クレチン症の場合、20歳になると小児慢性特定疾患治療研究事業の制度が適用されなくなるので、自己負担分を支払わなければなりません。
現在のように、国や地方自治体の財政が厳しい状態が続けば小児慢性特定疾患治療研究事業の制度も、見直しが行われ、補助が受けられる基準が変わっていく可能性もあります。
クレチン症は、生涯を通じて治療しなくてはならないケースが多く、この場合、成人になったからといって治療を中止することはありません。大人で小児慢性特定疾患治療研究事業に相当するものは、難治性疾患克服研究事業(特定疾患調査研究分野)で123疾患が対象となり、その中で医療費の補助対象としては特定疾患治療研究事業により45疾患が指定されています(難病情報センターのホームページより)。橋本病という後天性甲状腺機能低下症は、例えば北海道では地方自治体が指定する特定疾患として生涯にわたる補助が受けられていましたが、財政悪化に伴い指定の見直しが行われ、2005年(平成17年)9月30日で対象からはずされています。

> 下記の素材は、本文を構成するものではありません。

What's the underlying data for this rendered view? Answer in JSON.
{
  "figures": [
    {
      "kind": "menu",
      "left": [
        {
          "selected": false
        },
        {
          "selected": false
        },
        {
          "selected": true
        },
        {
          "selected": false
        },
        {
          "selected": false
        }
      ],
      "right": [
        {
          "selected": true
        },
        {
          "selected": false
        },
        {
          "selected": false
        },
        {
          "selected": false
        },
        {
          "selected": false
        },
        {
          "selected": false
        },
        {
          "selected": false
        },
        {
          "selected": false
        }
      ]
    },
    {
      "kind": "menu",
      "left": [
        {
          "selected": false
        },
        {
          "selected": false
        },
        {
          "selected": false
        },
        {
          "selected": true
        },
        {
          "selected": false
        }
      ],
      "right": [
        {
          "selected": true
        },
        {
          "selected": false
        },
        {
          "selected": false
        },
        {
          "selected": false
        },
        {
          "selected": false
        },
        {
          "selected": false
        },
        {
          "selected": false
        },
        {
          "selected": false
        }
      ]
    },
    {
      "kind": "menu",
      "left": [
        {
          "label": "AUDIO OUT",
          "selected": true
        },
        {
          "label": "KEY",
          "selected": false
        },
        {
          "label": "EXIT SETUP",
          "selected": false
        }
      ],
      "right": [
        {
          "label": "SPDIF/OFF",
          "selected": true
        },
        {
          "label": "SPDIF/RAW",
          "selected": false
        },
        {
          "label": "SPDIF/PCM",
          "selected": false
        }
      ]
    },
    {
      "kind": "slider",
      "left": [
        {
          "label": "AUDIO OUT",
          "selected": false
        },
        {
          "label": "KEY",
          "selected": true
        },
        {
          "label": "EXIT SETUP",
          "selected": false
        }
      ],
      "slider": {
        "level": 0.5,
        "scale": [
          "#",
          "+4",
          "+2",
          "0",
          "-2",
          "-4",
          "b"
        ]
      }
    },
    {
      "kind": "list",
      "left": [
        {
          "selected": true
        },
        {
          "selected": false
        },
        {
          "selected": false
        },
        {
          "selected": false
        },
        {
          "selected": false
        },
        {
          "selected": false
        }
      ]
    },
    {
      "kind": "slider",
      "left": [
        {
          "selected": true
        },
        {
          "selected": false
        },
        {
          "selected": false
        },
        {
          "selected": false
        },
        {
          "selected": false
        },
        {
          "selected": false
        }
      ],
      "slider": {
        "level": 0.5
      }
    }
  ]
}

生まれつき甲状腺機能に異常があるクレチン症が大人になると補助が受けられなくなるというのは不自然な話ですが、社会的状況や病気の重症度、医療費の負担の程度により公的な支援に差があるのは、現在の医療制度の中ではいたしかたのないことかもしれません。ただし、別記する生命保険加入の際の条件付けといった、ある種の社会的差別ともいえる状況の改善は今後も必要といえます。